The result is a faster, more accurate foundation for KOL engagement — with less duplication, fewer errors, and more time for the work that actually matters.
Conclusion
Oncology KOL mapping is not a one-time exercise. As therapeutic landscape changes, new researchers emerge, and influence patterns evolve, life sciences teams will need to keep track of all these. A KOL management platform brings structure, speed, and accuracy to this process that has traditionally been resource-heavy and error-prone.

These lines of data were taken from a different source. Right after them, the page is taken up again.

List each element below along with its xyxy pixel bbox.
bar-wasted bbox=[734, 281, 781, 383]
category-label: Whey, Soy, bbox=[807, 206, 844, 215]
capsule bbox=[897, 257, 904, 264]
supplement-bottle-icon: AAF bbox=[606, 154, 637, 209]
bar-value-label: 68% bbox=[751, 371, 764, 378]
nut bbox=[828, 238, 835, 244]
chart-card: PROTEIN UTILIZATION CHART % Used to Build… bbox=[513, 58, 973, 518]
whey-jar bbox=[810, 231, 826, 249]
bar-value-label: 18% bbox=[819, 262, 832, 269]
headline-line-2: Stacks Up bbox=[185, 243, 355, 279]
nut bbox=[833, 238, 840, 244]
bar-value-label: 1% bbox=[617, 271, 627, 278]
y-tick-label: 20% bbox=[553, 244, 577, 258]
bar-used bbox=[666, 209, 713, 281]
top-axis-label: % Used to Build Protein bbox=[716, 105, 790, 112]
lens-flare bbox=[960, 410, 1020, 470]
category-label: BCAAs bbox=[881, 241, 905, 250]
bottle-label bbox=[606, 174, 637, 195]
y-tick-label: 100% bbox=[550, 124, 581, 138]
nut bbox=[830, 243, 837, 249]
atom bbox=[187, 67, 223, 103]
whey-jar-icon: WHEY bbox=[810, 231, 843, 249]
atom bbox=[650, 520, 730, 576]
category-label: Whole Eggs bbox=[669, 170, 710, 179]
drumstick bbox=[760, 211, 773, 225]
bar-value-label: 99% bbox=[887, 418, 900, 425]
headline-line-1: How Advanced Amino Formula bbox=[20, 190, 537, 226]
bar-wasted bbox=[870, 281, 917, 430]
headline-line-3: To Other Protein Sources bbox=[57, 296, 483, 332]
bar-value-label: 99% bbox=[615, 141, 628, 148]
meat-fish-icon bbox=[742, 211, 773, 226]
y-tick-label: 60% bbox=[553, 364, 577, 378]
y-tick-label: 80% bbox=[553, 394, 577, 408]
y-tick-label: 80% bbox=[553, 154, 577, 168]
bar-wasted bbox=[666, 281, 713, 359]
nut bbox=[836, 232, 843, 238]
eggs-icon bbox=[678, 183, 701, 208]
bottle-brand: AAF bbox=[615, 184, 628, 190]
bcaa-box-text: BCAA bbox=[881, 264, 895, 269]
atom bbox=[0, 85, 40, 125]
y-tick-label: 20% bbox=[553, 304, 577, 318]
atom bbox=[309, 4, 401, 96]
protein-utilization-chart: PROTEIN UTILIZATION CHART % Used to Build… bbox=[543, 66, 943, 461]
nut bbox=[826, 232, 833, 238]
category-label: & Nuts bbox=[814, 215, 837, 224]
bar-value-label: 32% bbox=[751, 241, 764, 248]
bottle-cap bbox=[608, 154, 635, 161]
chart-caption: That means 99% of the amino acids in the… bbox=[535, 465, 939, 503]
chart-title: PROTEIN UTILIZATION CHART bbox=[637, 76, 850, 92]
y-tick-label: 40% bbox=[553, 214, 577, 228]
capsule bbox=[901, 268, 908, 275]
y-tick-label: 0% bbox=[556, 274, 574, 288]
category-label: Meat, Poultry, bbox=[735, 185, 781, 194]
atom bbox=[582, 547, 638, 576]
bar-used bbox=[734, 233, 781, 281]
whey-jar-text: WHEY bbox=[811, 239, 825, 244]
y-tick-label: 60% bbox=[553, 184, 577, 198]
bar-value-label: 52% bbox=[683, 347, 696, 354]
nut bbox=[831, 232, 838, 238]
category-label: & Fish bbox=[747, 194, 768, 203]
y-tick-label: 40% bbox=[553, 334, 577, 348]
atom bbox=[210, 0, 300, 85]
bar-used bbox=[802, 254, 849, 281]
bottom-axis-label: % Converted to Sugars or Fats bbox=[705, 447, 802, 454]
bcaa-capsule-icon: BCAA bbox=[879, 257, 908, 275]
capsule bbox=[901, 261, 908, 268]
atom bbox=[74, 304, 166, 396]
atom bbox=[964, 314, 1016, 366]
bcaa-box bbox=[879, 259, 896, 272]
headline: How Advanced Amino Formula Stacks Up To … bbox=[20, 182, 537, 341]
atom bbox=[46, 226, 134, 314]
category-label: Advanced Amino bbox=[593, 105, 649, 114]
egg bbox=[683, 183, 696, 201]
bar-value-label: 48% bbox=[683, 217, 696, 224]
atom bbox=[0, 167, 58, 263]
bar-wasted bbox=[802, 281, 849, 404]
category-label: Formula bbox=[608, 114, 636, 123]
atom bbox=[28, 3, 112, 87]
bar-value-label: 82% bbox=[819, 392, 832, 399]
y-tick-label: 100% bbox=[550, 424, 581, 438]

From KOL identification to network mapping, it gives teams the insights they need to engage the right experts at the right time and build relationships that hold scientific and strategic value over the long term.
FAQs:
What is KOL mapping in oncology?
KOL mapping in oncology is the process of identifying, profiling, and analysing key opinion leaders across tumor types, treatment areas, and geographies to support Medical Affairs strategy.
Why is KOL mapping more complex in oncology than other therapy areas?
Oncology has a large and fragmented expert landscape. Researchers often span multiple tumor types and functions, influence shifts frequently, and new voices emerge regularly through trials and publications — making continuous tracking essential.
How does a KOL management platform support KOL mapping?
The platform automatically crawls different publications, trial registries, social media channels , etc to build complete KOL profiles, and update them continuously. It helps remove the manual effort involved in tracking and compiling data.
What is the difference between KOL identification and KOL mapping?
Identification is about finding relevant healthcare experts. Mapping goes further, including building KOLs’ complete profiles, understanding their networks, and analysing how influence connects across the oncology landscape.